The latest graphene quantum dots news:
Scientists from the Center for Nano Energy Materials (CNEM) of Northwestern Polytechnical University in China said they have successfully applied graphene‐enhanced nano-materials to protect ancient wall paintings.
The team used a compound of calcium hydroxide and graphene quantum dots in a water solution and applied the material in ancient wall paintings in three tombs of the Tang Dynasty (618-907). "Research shows that the new material is small (an average of 80 nanometers per particle), uniform in size, and very sticky, thus making it good at reinforcing the wall paintings," Wei Bingqing, a CNEM dean, stated.
NIST physicists have spatially and magnetically confined electrons within graphene atoms into cake-like nanostructures, proving theoretical speculations, and promising applications for quantum computing. It was said that the experiment “confirms how electrons interact in a tightly confined space according to long-untested rules of quantum mechanics. The findings could also have practical applications in quantum computing".
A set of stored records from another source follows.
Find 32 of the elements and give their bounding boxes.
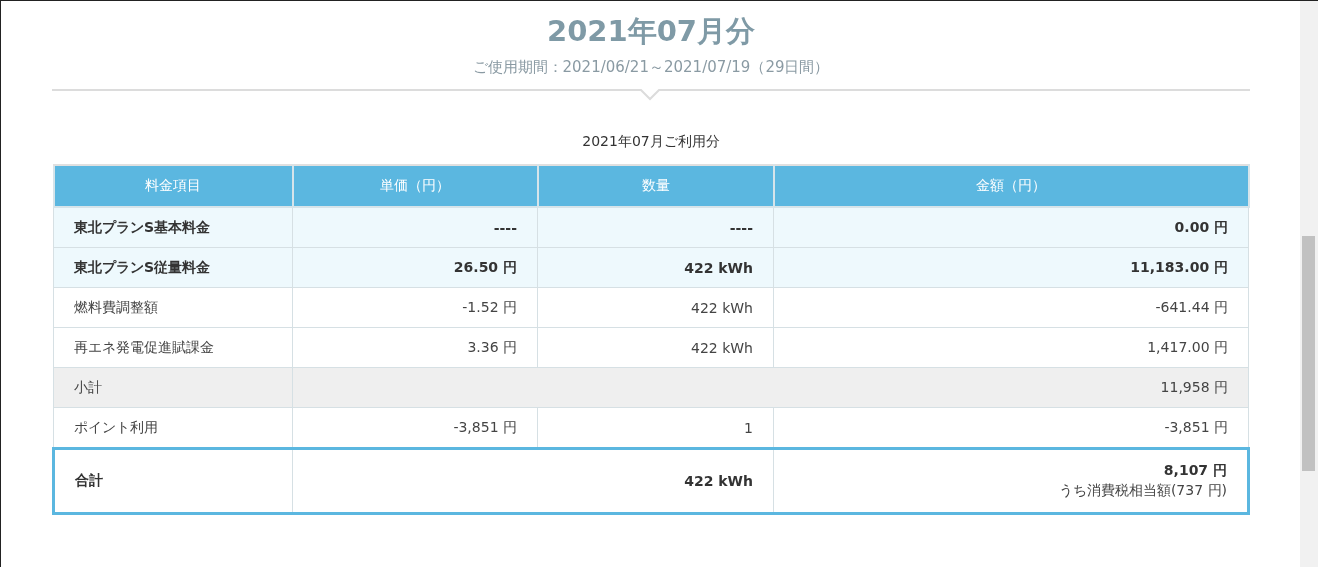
table-cell: 1,417.00 円 (773, 327, 1249, 368)
table-cell: 422 kWh (537, 247, 774, 288)
table-cell: 422 kWh (537, 287, 774, 328)
table-cell: 再エネ発電促進賦課金 (53, 327, 293, 368)
scrollbar-thumb[interactable] (1302, 236, 1315, 471)
table-cell: 11,958 円 (292, 367, 1249, 408)
table-caption: 2021年07月ご利用分 (582, 132, 720, 151)
table-cell: -1.52 円 (292, 287, 538, 328)
table-cell: ---- (537, 207, 774, 248)
tax-note: うち消費税相当額(737 円) (1057, 482, 1227, 500)
column-header: 料金項目 (53, 165, 293, 207)
table-cell: 11,183.00 円 (773, 247, 1249, 288)
table-cell: 小計 (53, 367, 293, 408)
table-cell: 東北プランS基本料金 (53, 207, 293, 248)
column-header: 数量 (537, 165, 774, 207)
table-cell: 東北プランS従量料金 (53, 247, 293, 288)
table-cell: 合計 (53, 448, 293, 514)
column-header: 単価（円） (292, 165, 538, 207)
table-cell: 26.50 円 (292, 247, 538, 288)
scrollbar[interactable] (1300, 1, 1318, 567)
usage-period: ご使用期間：2021/06/21～2021/07/19（29日間） (472, 57, 830, 77)
table-cell: 422 kWh (537, 327, 774, 368)
table-cell: 0.00 円 (773, 207, 1249, 248)
page-title: 2021年07月分 (546, 13, 756, 49)
total-amount: 8,107 円 (1162, 462, 1227, 480)
column-header: 金額（円） (773, 165, 1249, 207)
table-cell: 422 kWh (292, 448, 774, 514)
table-cell: ポイント利用 (53, 407, 293, 449)
table-cell: 3.36 円 (292, 327, 538, 368)
table-cell: ---- (292, 207, 538, 248)
table-cell: -641.44 円 (773, 287, 1249, 328)
table-cell: 燃料費調整額 (53, 287, 293, 328)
Scientists have to confine quantum dots in space to work with them, but the NIST researchers thought of applying a magnetic field to see how electrons orbiting quantum dots would behave. Using a scanning tunneling microscope, the team found that electrons packed together more and arranged themselves into concentric rings that alternate between conducting and insulating energy levels, shaped like a tiered cake.
Dotz Nano reports a successful pilot trial for its graphene-based quantum dots anti-counterfeiting system
Dotz Nano recently reported a successful industrial production pilot to mark special packages with its advanced marker named ValiDotz, to prevent counterfeiting of top brands in China.
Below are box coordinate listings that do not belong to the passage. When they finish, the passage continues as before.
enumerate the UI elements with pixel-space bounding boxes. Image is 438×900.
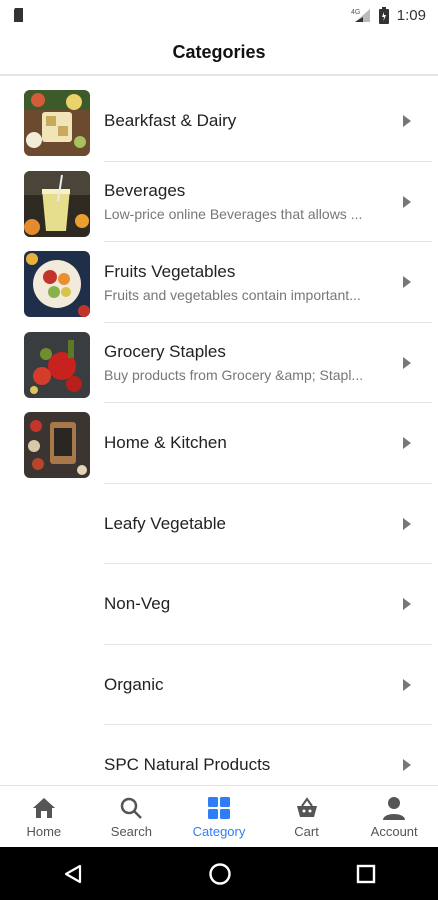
chevron-right-icon [403,678,411,691]
system-nav-bar [0,847,438,900]
category-title: Bearkfast & Dairy [104,111,237,130]
breakfast-photo [24,90,90,156]
chevron-right-icon [403,115,411,127]
nav-cart[interactable]: Cart [263,786,351,848]
battery-icon [378,6,389,24]
chevron-right-icon [403,356,411,369]
category-icon [207,797,230,819]
category-item-grocery-staples[interactable]: Grocery Staples Buy products from Grocer… [0,323,438,403]
status-time: 1:09 [396,6,426,24]
category-title: Organic [104,674,164,694]
category-item-fruits-vegetables[interactable]: Fruits Vegetables Fruits and vegetables … [0,242,438,323]
svg-text:4G: 4G [351,9,360,16]
nav-home[interactable]: Home [0,786,88,848]
category-title: Home & Kitchen [104,433,227,452]
category-title: Leafy Vegetable [104,513,226,533]
category-item-home-kitchen[interactable]: Home & Kitchen [0,403,438,484]
cart-icon [296,797,317,817]
nav-label: Cart [294,824,319,839]
home-circle-icon[interactable] [208,862,232,886]
category-title: Non-Veg [104,594,171,613]
beverage-photo [24,170,90,237]
status-indicators: 4G 1:09 [351,6,426,24]
back-icon[interactable] [62,863,84,885]
search-icon [121,797,143,819]
recents-icon[interactable] [356,864,376,884]
category-title: SPC Natural Products [104,755,271,774]
nav-category[interactable]: Category [175,786,263,848]
home-icon [32,798,55,818]
page-title: Categories [0,30,438,76]
category-title: Fruits Vegetables [104,261,236,281]
category-item-leafy-vegetable[interactable]: Leafy Vegetable [0,484,438,564]
nav-search[interactable]: Search [88,786,176,848]
chevron-right-icon [403,598,411,610]
status-bar: 4G 1:09 [0,0,438,30]
account-icon [383,797,406,820]
category-item-breakfast-dairy[interactable]: Bearkfast & Dairy [0,81,438,162]
chevron-right-icon [403,517,411,530]
category-subtitle: Low-price online Beverages that allows .… [104,206,363,222]
bottom-nav: Home Search Category Cart Account [0,785,438,848]
kitchen-photo [24,412,90,478]
chevron-right-icon [403,276,411,288]
nav-label: Category [192,824,246,839]
nav-label: Search [110,824,152,839]
fruits-photo [24,251,90,317]
category-subtitle: Buy products from Grocery &amp; Stapl... [104,367,364,383]
chevron-right-icon [403,437,411,449]
sim-card-icon [14,8,23,22]
signal-icon: 4G [351,9,370,22]
chevron-right-icon [403,759,411,771]
nav-account[interactable]: Account [350,786,438,848]
category-item-non-veg[interactable]: Non-Veg [0,564,438,645]
category-item-beverages[interactable]: Beverages Low-price online Beverages tha… [0,162,438,242]
grocery-photo [24,331,90,398]
nav-label: Account [370,824,418,839]
category-list: Bearkfast & Dairy Beverages Low-price on… [0,81,438,806]
category-item-organic[interactable]: Organic [0,645,438,725]
chevron-right-icon [403,195,411,208]
category-title: Beverages [104,181,186,200]
category-subtitle: Fruits and vegetables contain important.… [104,286,361,303]
nav-label: Home [26,824,62,839]
category-title: Grocery Staples [104,342,226,361]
The production pilot was performed together with Kecai Printing Company (a subsidiary of Brilliant Circle Holding International Limited, the industry leader in China's cigarette packaging industry), at their top-tier Shenzhen facilities, and its results were deemed as a success.
Green Science Alliance, part of the Fuji Pigment corporation, has created graphene quantum dot inkjet ink. The prepared graphene quantum dot inkjet ink can be printed on various types of substrates including regular paper and films.
The ink is invisible under normal room light and becomes visible when lit by specific light types. In addition, emission spectra peak will be different depending on the different wavelength of illuminated light, which can be useful for anti-counterfeiting applications.
Dotz Nano has secured a “firm purchase order” for 10 kilograms of its graphene quantum dots product called Validotz. According to Dotz Nano CEO Dr Moti Gross, the purchase order represents the company’s “transition from R&D to a commercially orientated company as it moves our Validotz into the realm of industrial sectors.”
Validotz are graphene quantum dots made from plain and simple coal for use in optical, medical imaging, bio-med, sensing, electronic, photovoltaic and monitoring applications. According to Dotz Nano, in contrast to classic silicon quantum dots, the alternative graphene-based dots are biocompatible, photostable and inherit superior thermal, electrical, and mechanical properties.